Walaupun angka pengangguran tahun ini turun, tapi itu angka yang cukup tinggi dan harus segera diselesaikan oleh pemerintah, karena banyak sekali orang diluar sana membutuhkan pekerjaan untuk memenuhi kebutuhan hidup mereka.

Lapangan pekerjaan yang sulit menjadi penyebab bagi mereka yang pengangguran, disamping mereka tidak punya keahlian untuk membuat usaha sendiri yang akhirnya mereka hanya berdiam diri dan meminta minta dijalanan, apalagi bagi mereka yang hanya mengandalkan ijazah SMK untuk melamar pekerjaan, meskipun ada peluang namun sedikit sekali bagi mereka.

Tidak hanya lulusan SMK/SMA saja yang sulit mencari pekerjaan tapi mereka yang lulusan sarjana pun sulit untuk mencari pekerjaan, tak banyak dari mereka yang lulusan sarjana bekerja sesuai dengan keahlian mereka.

Jika kita lihat faktanya, tak sedikit dari mereka yang pengangguran melakukan tindakan kriminal untuk mendapatkan uang demi memenuhi kebutuhan mereka sehari-hari. Apalagi di daerah perkotaan seperti Jakarta, sering sekali terjadi seperti pencurian, judi, dll.

Sistem yang kurang mendukung juga menjadi salah satu peyebab banyaknya pengangguran saat ini.
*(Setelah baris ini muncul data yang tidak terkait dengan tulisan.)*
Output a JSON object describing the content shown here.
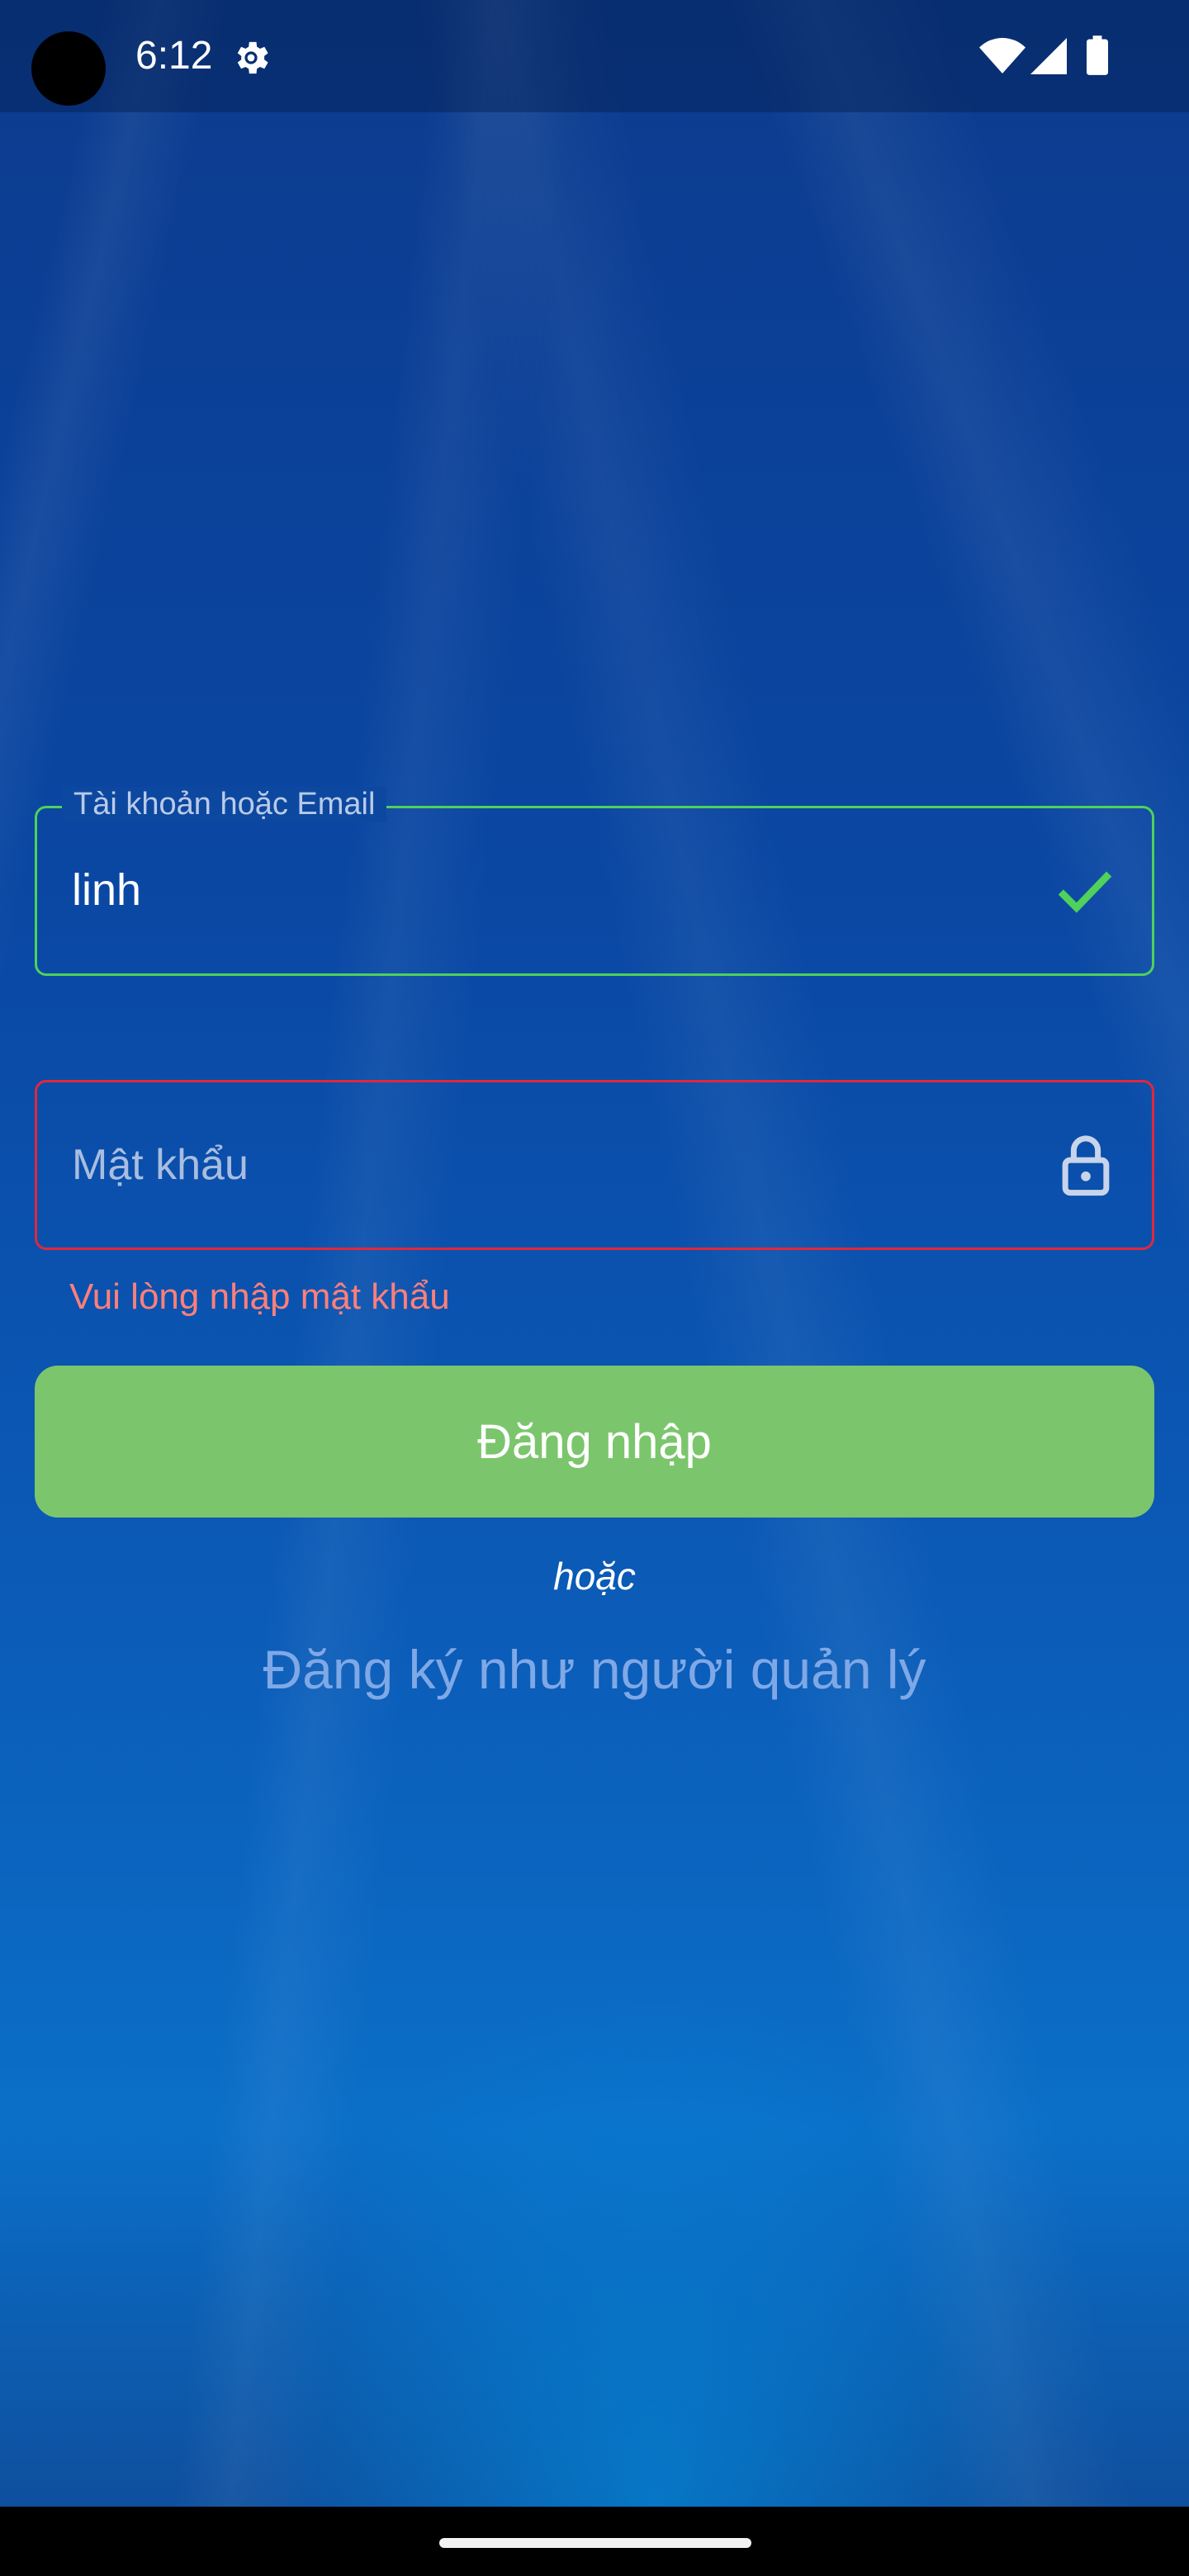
{
  "status_bar": {
    "time": "6:12",
    "icons": [
      "gear-icon",
      "wifi-icon",
      "signal-icon",
      "battery-icon"
    ]
  },
  "login_form": {
    "account_field": {
      "label": "Tài khoản hoặc Email",
      "value": "linh",
      "status": "valid",
      "icon": "check-icon"
    },
    "password_field": {
      "placeholder": "Mật khẩu",
      "value": "",
      "status": "error",
      "icon": "lock-icon",
      "error": "Vui lòng nhập mật khẩu"
    },
    "login_button": "Đăng nhập",
    "or_label": "hoặc",
    "register_link": "Đăng ký như người quản lý"
  },
  "colors": {
    "valid_border": "#4fd15a",
    "error_border": "#e0283b",
    "error_text": "#ff7f7a",
    "button_bg": "#7bc66c",
    "link_text": "#7fa8e6"
  }
}
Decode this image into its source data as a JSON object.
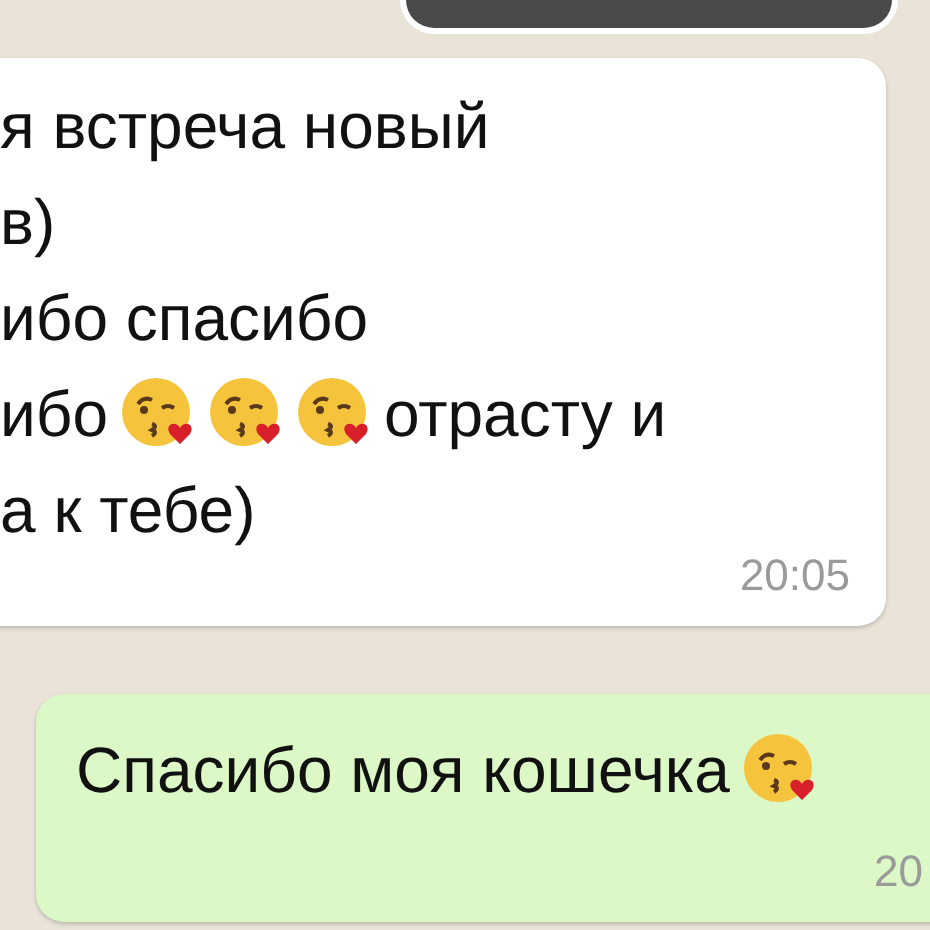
{
  "incoming": {
    "lines": [
      [
        {
          "kind": "text",
          "text": "я встреча новый"
        }
      ],
      [
        {
          "kind": "text",
          "text": "в)"
        }
      ],
      [
        {
          "kind": "text",
          "text": "ибо спасибо"
        }
      ],
      [
        {
          "kind": "text",
          "text": "ибо"
        },
        {
          "kind": "emoji"
        },
        {
          "kind": "emoji"
        },
        {
          "kind": "emoji"
        },
        {
          "kind": "text",
          "text": "отрасту и"
        }
      ],
      [
        {
          "kind": "text",
          "text": "а к тебе)"
        }
      ]
    ],
    "time": "20:05"
  },
  "outgoing": {
    "lines": [
      [
        {
          "kind": "text",
          "text": "Спасибо моя кошечка"
        },
        {
          "kind": "emoji"
        }
      ]
    ],
    "time": "20"
  }
}
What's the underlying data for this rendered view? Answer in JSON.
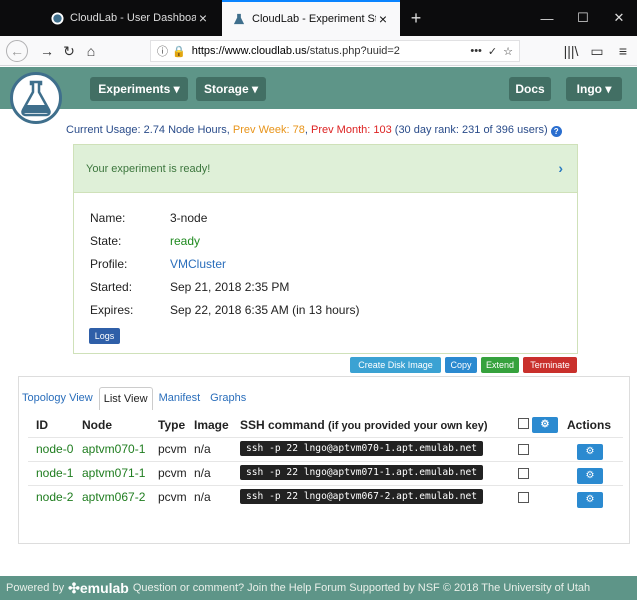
{
  "browser": {
    "tabs": [
      {
        "title": "CloudLab - User Dashboard",
        "active": false
      },
      {
        "title": "CloudLab - Experiment Status",
        "active": true
      }
    ],
    "new_tab": "+",
    "win_min": "—",
    "win_max": "☐",
    "win_close": "✕",
    "url_host": "https://www.cloudlab.us",
    "url_path": "/status.php?uuid=2",
    "url_fade": "",
    "menu_dots": "•••",
    "pocket": "✓",
    "star": "☆",
    "library": "|||\\",
    "sidebar": "▭",
    "hamburger": "≡"
  },
  "appnav": {
    "experiments": "Experiments ▾",
    "storage": "Storage ▾",
    "docs": "Docs",
    "user": "Ingo ▾"
  },
  "usage": {
    "current": "Current Usage: 2.74 Node Hours, ",
    "prev_week": "Prev Week: 78",
    "sep": ", ",
    "prev_month": "Prev Month: 103",
    "rank": " (30 day rank: 231 of 396 users)",
    "help": "?"
  },
  "status": {
    "ready_msg": "Your experiment is ready!",
    "chevron": "›",
    "rows": [
      {
        "label": "Name:",
        "value": "3-node"
      },
      {
        "label": "State:",
        "value": "ready"
      },
      {
        "label": "Profile:",
        "value": "VMCluster"
      },
      {
        "label": "Started:",
        "value": "Sep 21, 2018 2:35 PM"
      },
      {
        "label": "Expires:",
        "value": "Sep 22, 2018 6:35 AM (in 13 hours)"
      }
    ],
    "logs": "Logs"
  },
  "actions": {
    "disk_image": "Create Disk Image",
    "copy": "Copy",
    "extend": "Extend",
    "terminate": "Terminate"
  },
  "colors": {
    "disk_image": "#3ba2d3",
    "copy": "#2b8ad0",
    "extend": "#36a23d",
    "terminate": "#c9302c"
  },
  "views": {
    "tabs": [
      "Topology View",
      "List View",
      "Manifest",
      "Graphs"
    ]
  },
  "table": {
    "headers": {
      "id": "ID",
      "node": "Node",
      "type": "Type",
      "image": "Image",
      "ssh": "SSH command",
      "ssh_note": "(if you provided your own key)",
      "actions": "Actions"
    },
    "rows": [
      {
        "id": "node-0",
        "node": "aptvm070-1",
        "type": "pcvm",
        "image": "n/a",
        "ssh": "ssh -p 22 lngo@aptvm070-1.apt.emulab.net"
      },
      {
        "id": "node-1",
        "node": "aptvm071-1",
        "type": "pcvm",
        "image": "n/a",
        "ssh": "ssh -p 22 lngo@aptvm071-1.apt.emulab.net"
      },
      {
        "id": "node-2",
        "node": "aptvm067-2",
        "type": "pcvm",
        "image": "n/a",
        "ssh": "ssh -p 22 lngo@aptvm067-2.apt.emulab.net"
      }
    ],
    "gear": "⚙"
  },
  "footer": {
    "powered": "Powered by",
    "brand": "emulab",
    "rest": "Question or comment? Join the Help Forum  Supported by NSF   © 2018 The University of Utah"
  }
}
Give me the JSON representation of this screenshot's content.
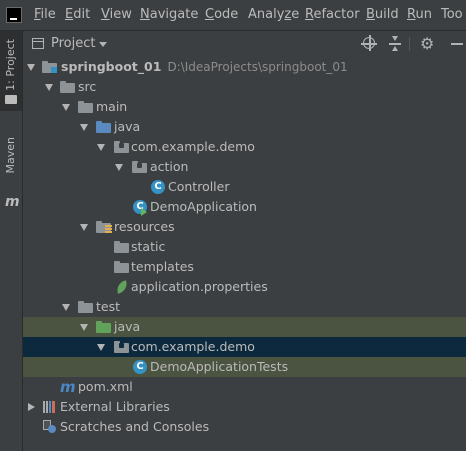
{
  "menu": {
    "items": [
      {
        "label": "File",
        "u": "F",
        "rest": "ile"
      },
      {
        "label": "Edit",
        "u": "E",
        "rest": "dit"
      },
      {
        "label": "View",
        "u": "V",
        "rest": "iew"
      },
      {
        "label": "Navigate",
        "u": "N",
        "rest": "avigate"
      },
      {
        "label": "Code",
        "u": "C",
        "rest": "ode"
      },
      {
        "label": "Analyze",
        "pre": "Analy",
        "u": "z",
        "rest": "e"
      },
      {
        "label": "Refactor",
        "u": "R",
        "rest": "efactor"
      },
      {
        "label": "Build",
        "u": "B",
        "rest": "uild"
      },
      {
        "label": "Run",
        "u": "R",
        "rest": "un"
      },
      {
        "label": "Too",
        "pre": "Too",
        "u": "",
        "rest": ""
      }
    ]
  },
  "toolstripe": {
    "project_label": "1: Project",
    "maven_label": "Maven"
  },
  "panel": {
    "title": "Project"
  },
  "tree": {
    "rows": [
      {
        "label": "springboot_01",
        "path": "D:\\IdeaProjects\\springboot_01",
        "bold": true,
        "depth": 0,
        "arrow": "down",
        "icon": "module-folder"
      },
      {
        "label": "src",
        "depth": 1,
        "arrow": "down",
        "icon": "folder-gray"
      },
      {
        "label": "main",
        "depth": 2,
        "arrow": "down",
        "icon": "folder-gray"
      },
      {
        "label": "java",
        "depth": 3,
        "arrow": "down",
        "icon": "folder-blue"
      },
      {
        "label": "com.example.demo",
        "depth": 4,
        "arrow": "down",
        "icon": "package"
      },
      {
        "label": "action",
        "depth": 5,
        "arrow": "down",
        "icon": "package"
      },
      {
        "label": "Controller",
        "depth": 6,
        "arrow": "",
        "icon": "class"
      },
      {
        "label": "DemoApplication",
        "depth": 5,
        "arrow": "",
        "icon": "spring-app"
      },
      {
        "label": "resources",
        "depth": 3,
        "arrow": "down",
        "icon": "resources"
      },
      {
        "label": "static",
        "depth": 4,
        "arrow": "",
        "icon": "folder-gray"
      },
      {
        "label": "templates",
        "depth": 4,
        "arrow": "",
        "icon": "folder-gray"
      },
      {
        "label": "application.properties",
        "depth": 4,
        "arrow": "",
        "icon": "leaf"
      },
      {
        "label": "test",
        "depth": 2,
        "arrow": "down",
        "icon": "folder-gray"
      },
      {
        "label": "java",
        "depth": 3,
        "arrow": "down",
        "icon": "folder-green",
        "state": "highlight"
      },
      {
        "label": "com.example.demo",
        "depth": 4,
        "arrow": "down",
        "icon": "package",
        "state": "selected"
      },
      {
        "label": "DemoApplicationTests",
        "depth": 5,
        "arrow": "",
        "icon": "class",
        "state": "highlight"
      },
      {
        "label": "pom.xml",
        "depth": 1,
        "arrow": "",
        "icon": "maven"
      },
      {
        "label": "External Libraries",
        "depth": 0,
        "arrow": "right",
        "icon": "libraries"
      },
      {
        "label": "Scratches and Consoles",
        "depth": 0,
        "arrow": "",
        "icon": "scratches"
      }
    ]
  }
}
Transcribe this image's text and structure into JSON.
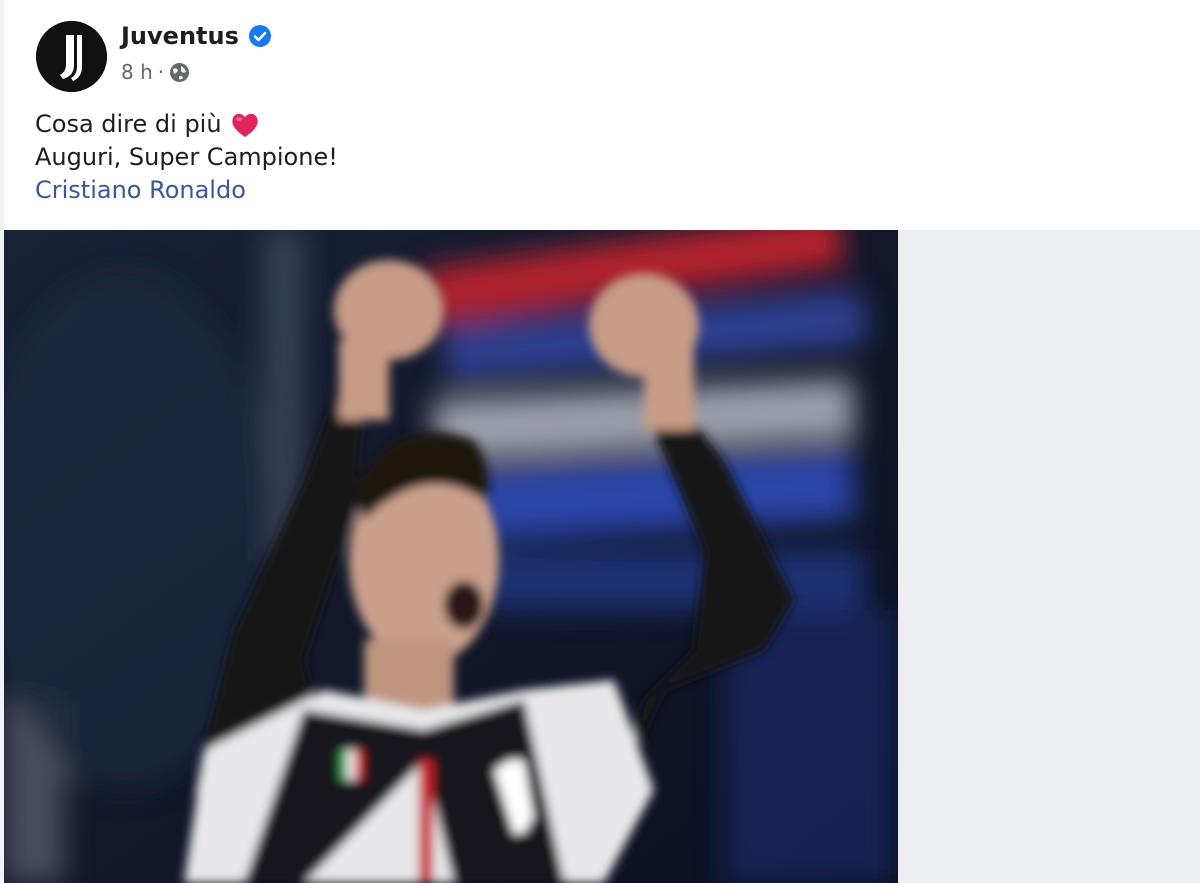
{
  "post": {
    "page_name": "Juventus",
    "timestamp": "8 h",
    "separator": "·",
    "text_line1": "Cosa dire di più",
    "text_line2": "Auguri, Super Campione!",
    "tagged_person": "Cristiano Ronaldo"
  },
  "icons": {
    "verified": "verified-badge-icon",
    "audience": "globe-icon",
    "emoji": "red-heart-icon"
  },
  "colors": {
    "link": "#385898",
    "verified": "#1877f2",
    "meta": "#65676b"
  }
}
Untuk itu dibutuhkan kebijakan yang tegas dari pemerintah bagaimana caranya memberantas pengangguran yang ada di indonesia.

Namun, bukan memberi solusi kepada masyarakat dengan menyediakan lapangan pekerjaan, tapi sebaliknya, pemerintah menyediakan lapangan pekerjaan kepada tenaga kerja asing untuk bekerja di Indonesia, sedangkan rakyat Indonesia kesulitan dalam mencari pekerjaan, ini bukanlah suatu kebijakan yang benar.

Bukannya memberi solusi bagi rakyat tapi mempersulit ramemberi peluang bagi orang asing. Rakyat Indonesia semakin sengsara, rakyat asing semakin sejahtera.